The U.S. Army Research Laboratory in Maryland has developed new ways to make lithium-ion batteries more powerful but still safe.
The Army’s latest patent application for a new and improved battery electrolyte was published by the U.S. Patent and Trademark Office on Thursday, putting intellectual property rights on new solvents that enable higher energy densities and setting the stage for the technology to be adopted by battery manufacturers.
Through lab experimentation, Army electrochemists Drs. Arthur von Wald Cresce, Selena Russell, and Kang Xu, have created “cocktails” of new solvents, and new battery cells, that allow lithium-ion and other rechargeable batteries to safely hold more energy, according to the patent application.

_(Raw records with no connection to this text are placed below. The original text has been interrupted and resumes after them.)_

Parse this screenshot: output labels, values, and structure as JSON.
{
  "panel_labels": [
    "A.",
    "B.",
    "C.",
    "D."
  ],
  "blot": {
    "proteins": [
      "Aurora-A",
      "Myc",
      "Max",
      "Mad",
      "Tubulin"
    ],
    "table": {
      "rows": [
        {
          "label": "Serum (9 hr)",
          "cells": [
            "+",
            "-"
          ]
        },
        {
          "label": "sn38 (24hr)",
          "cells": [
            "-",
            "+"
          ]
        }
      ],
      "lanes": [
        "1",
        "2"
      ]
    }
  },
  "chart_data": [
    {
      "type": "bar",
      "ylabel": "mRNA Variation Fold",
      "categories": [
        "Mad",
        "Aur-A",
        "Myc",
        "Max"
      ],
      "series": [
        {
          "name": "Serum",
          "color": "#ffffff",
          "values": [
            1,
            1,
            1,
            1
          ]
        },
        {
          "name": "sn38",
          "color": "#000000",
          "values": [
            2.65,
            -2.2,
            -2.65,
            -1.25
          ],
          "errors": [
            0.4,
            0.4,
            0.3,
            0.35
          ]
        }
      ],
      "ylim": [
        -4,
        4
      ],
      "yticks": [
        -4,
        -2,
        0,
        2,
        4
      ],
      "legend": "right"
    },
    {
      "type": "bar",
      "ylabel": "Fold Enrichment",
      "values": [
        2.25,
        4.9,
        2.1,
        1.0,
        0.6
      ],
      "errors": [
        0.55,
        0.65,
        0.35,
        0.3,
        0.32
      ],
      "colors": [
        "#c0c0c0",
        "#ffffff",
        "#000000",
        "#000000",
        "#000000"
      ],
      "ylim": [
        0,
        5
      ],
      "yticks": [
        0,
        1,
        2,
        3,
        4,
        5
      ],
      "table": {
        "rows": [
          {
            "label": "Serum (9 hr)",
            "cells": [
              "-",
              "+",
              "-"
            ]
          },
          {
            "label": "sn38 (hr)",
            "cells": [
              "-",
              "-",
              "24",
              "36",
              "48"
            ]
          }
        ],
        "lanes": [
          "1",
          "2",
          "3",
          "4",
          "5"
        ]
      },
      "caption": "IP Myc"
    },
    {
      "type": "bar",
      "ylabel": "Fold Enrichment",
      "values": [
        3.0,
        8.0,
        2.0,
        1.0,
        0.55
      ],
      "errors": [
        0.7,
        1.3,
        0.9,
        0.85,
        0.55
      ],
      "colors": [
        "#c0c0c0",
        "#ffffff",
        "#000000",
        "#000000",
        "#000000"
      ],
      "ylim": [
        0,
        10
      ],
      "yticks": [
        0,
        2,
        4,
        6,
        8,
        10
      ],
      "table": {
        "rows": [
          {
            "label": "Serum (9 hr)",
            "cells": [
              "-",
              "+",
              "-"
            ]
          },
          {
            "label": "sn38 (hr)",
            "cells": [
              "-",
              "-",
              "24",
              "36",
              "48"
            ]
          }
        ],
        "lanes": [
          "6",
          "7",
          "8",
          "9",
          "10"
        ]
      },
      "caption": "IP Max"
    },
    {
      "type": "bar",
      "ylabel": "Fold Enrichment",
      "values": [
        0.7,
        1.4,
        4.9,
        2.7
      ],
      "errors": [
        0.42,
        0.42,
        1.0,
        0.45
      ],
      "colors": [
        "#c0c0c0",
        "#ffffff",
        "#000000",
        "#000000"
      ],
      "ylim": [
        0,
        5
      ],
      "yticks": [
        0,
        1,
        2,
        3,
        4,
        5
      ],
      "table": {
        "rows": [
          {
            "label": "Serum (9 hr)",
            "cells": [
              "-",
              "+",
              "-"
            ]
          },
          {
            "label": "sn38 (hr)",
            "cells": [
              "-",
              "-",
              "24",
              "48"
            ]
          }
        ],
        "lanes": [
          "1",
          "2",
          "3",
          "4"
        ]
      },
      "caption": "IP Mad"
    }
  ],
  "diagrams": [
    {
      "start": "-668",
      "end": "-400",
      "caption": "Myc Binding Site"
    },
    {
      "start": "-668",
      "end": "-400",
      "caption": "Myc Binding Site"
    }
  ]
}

"We want to push the voltage of lithium-ion batteries higher." -Dr. Arthur von Wald Cresce
First developed in the 1970s, lithium-ion batteries are small but can discharge lots of power quickly, and are preferred for consumer electronics like cell phones and the military’s field radios. They unleash their stored power when lithium ions move from the negative graphite anode to the positive lithium cathode through the electrolyte, which is flammable and can release toxic gases, so safer electrolytes are a research priority.
The names of the chemicals used in the new electrolyte are a mouthful.
For example, try saying Dimethylvinylsilyl Hexafluoro-Isopropyl Ether or Trimethylsilyl Propargylformate.
The graphite anode is important because it does not grow tiny, destructive hairs called dendrites when recharged. But graphite has capacity limitations, and the Army researchers are trying silicon anodes with very high capacities for lithium.
The Army is also exploring potential replacements for lithium-ion, such as magnesium and zinc-based batteries, which can carry twice the charge.
“The conventional electrolyte and additive typically cannot form effective stabilization and protection on surfaces of these new battery chemistries,” according to the Army’s patent application. “Therefore new electrolyte compounds have to be developed.”
TechLink, the Department of Defense’s national partnership intermediary for technology transfer, can help manufacturers access the technology so it can become available in civilian and military markets.
Through technology transfer, DoD inventions are made available to businesses and entrepreneurs for use in new products and services. And the Army Research Laboratory has over 600 inventions available.
The first step is to negotiate a license agreement, which TechLink will help companies do at no charge.
A license confers the right to practice the invention for commercial purposes and often includes related data and technical knowledge, as well as intellectual property rights in the marketplace. License fees paid to the laboratory are typically negotiable.
“The Army is developing hybrid vehicles for use on the battlefield, and that means they will also use lithium-ion batteries. Certain high-energy applications such as reactive armor and directed-energy weapons also seem suited for lithium-ion batteries, although those technologies are still developing,” Cresce said.